No direct drug-drug interaction has been formally documented between DISOPYRAMIDE PHOSPHATE and CIN-QUIN in current clinical databases. However, individual patient risk factors including other medications, organ function, and comorbidities should always be evaluated by a qualified healthcare provider.

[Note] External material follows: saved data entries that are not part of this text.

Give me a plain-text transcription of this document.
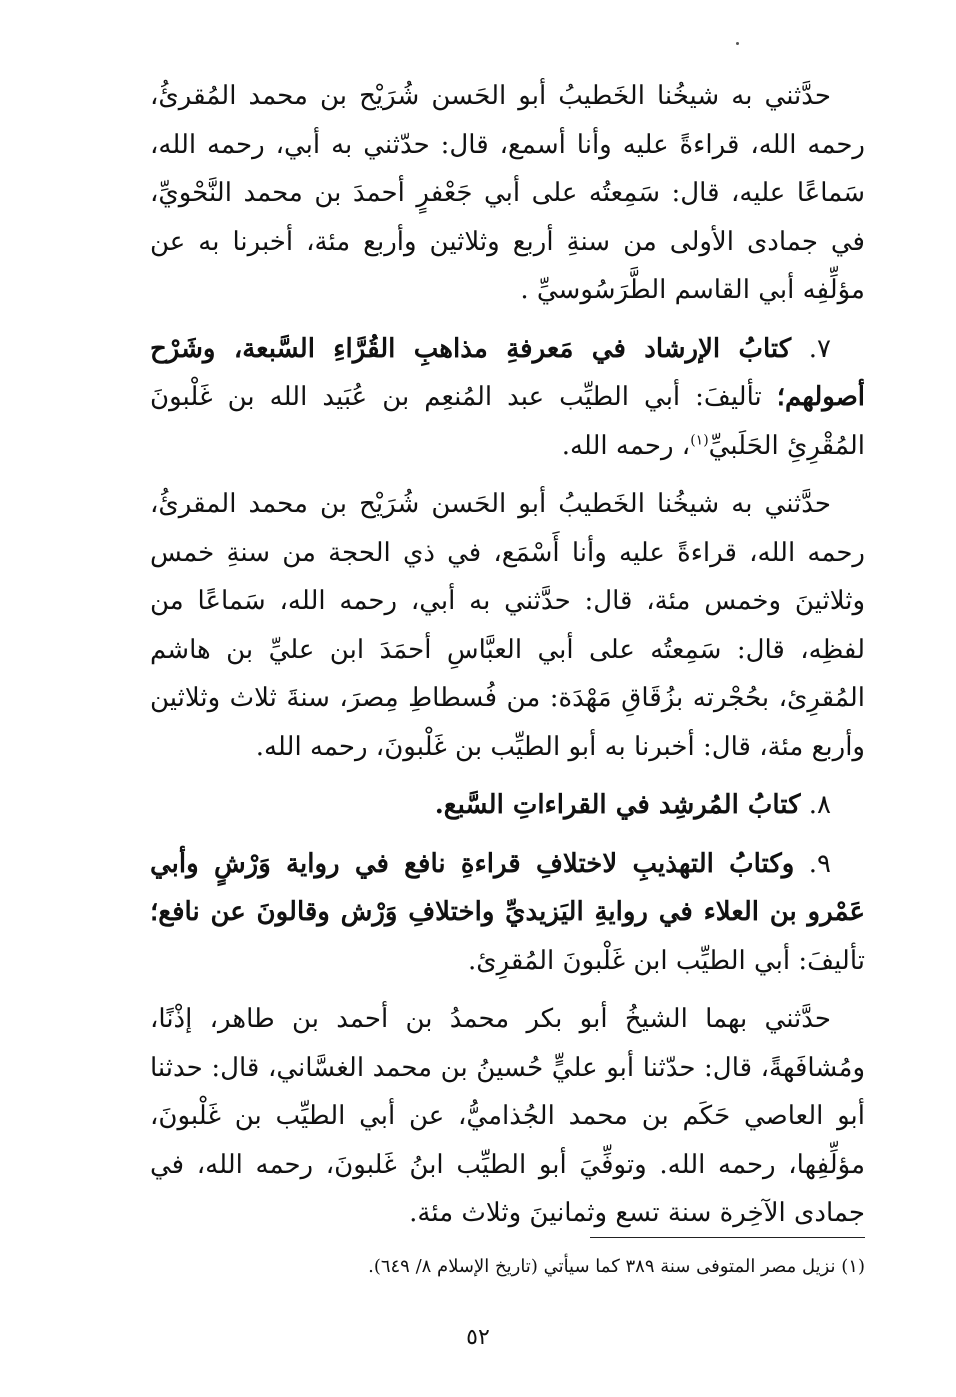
حدَّثني به شيخُنا الخَطيبُ أبو الحَسن شُرَيْح بن محمد المُقرئُ، رحمه الله، قراءةً عليه وأنا أسمع، قال: حدّثني به أبي، رحمه الله، سَماعًا عليه، قال: سَمِعتُه على أبي جَعْفرٍ أحمدَ بن محمد النَّحْويِّ، في جمادى الأولى من سنةِ أربع وثلاثين وأربع مئة، أخبرنا به عن مؤلِّفِه أبي القاسم الطَّرَسُوسيِّ .

٧. كتابُ الإرشاد في مَعرفةِ مذاهبِ القُرَّاءِ السَّبعة، وشَرْح أصولهم؛ تأليفَ: أبي الطيِّب عبد المُنعِم بن عُبَيد الله بن غَلْبونَ المُقْرِئِ الحَلَبيِّ$^{(١)}$، رحمه الله.

حدَّثني به شيخُنا الخَطيبُ أبو الحَسن شُرَيْح بن محمد المقرئُ، رحمه الله، قراءةً عليه وأنا أَسْمَع، في ذي الحجة من سنةِ خمس وثلاثينَ وخمس مئة، قال: حدَّثني به أبي، رحمه الله، سَماعًا من لفظِه، قال: سَمِعتُه على أبي العبَّاسِ أحمَدَ ابن عليِّ بن هاشم المُقرِئ، بحُجْرته بزُقَاقِ مَهْدَة: من فُسطاطِ مِصرَ، سنةَ ثلاث وثلاثين وأربع مئة، قال: أخبرنا به أبو الطيِّب بن غَلْبونَ، رحمه الله.

٨. كتابُ المُرشِد في القراءاتِ السَّبع.

٩. وكتابُ التهذيبِ لاختلافِ قراءةِ نافع في رواية وَرْشٍ وأبي عَمْرو بن العلاء في روايةِ اليَزيديِّ واختلافِ وَرْش وقالونَ عن نافع؛ تأليفَ: أبي الطيِّب ابن غَلْبونَ المُقرِئ.

حدَّثني بهما الشيخُ أبو بكر محمدُ بن أحمد بن طاهر، إذْنًا، ومُشافَهةً، قال: حدّثنا أبو عليٍّ حُسينُ بن محمد الغسَّاني، قال: حدثنا أبو العاصي حَكَم بن محمد الجُذاميُّ، عن أبي الطيِّب بن غَلْبونَ، مؤلِّفِها، رحمه الله. وتوفِّيَ أبو الطيِّب ابنُ غَلبونَ، رحمه الله، في جمادى الآخِرة سنة تسع وثمانينَ وثلاث مئة.

(١) نزيل مصر المتوفى سنة ٣٨٩ كما سيأتي (تاريخ الإسلام ٨/ ٦٤٩).
٥٢
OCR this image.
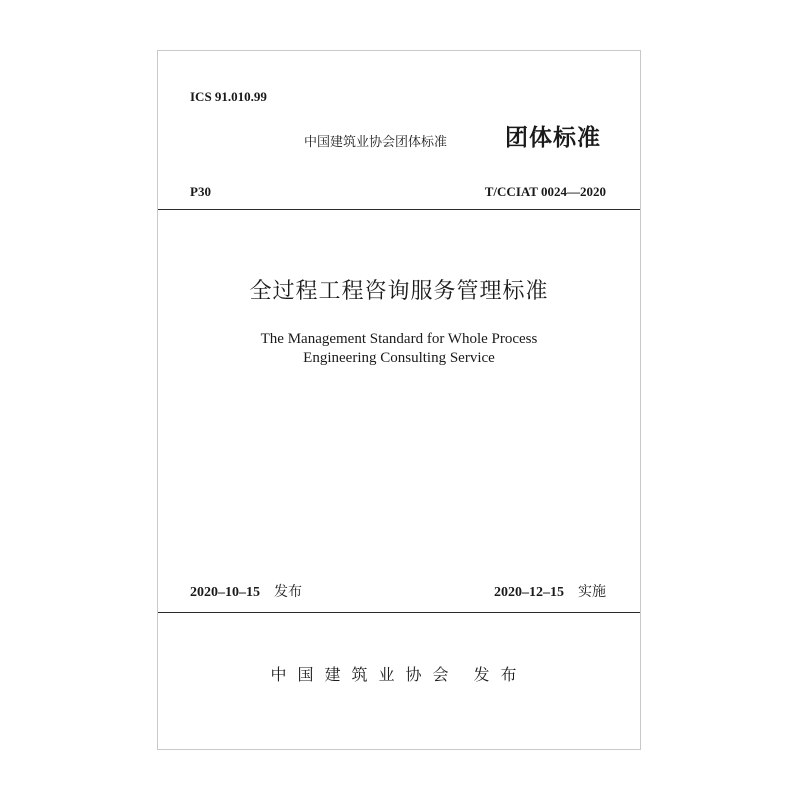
ICS 91.010.99
中国建筑业协会团体标准	团体标准
P30	T/CCIAT 0024—2020
全过程工程咨询服务管理标准
The Management Standard for Whole Process
Engineering Consulting Service
2020–10–15 发布	2020–12–15 实施
中国建筑业协会 发布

The maternal-fetal safety profiles differ. DISOPYRAMIDE PHOSPHATE is classified as Category D/X. Disopyramide crosses the placenta. First trimester: No well-controlled studies; potential for adverse effects based on animal data. Second and third trimesters: May stimulate uteri. CIN-QUIN is classified as Category C. CIN-QUIN (quinine) is contraindicated in pregnancy due to teratogenicity. First trimester: risk of congenital malformations (e.g., auditory nerve hypoplasia, limb defects). Second . Always consult a maternal-fetal medicine specialist before taking either drug during pregnancy or lactation.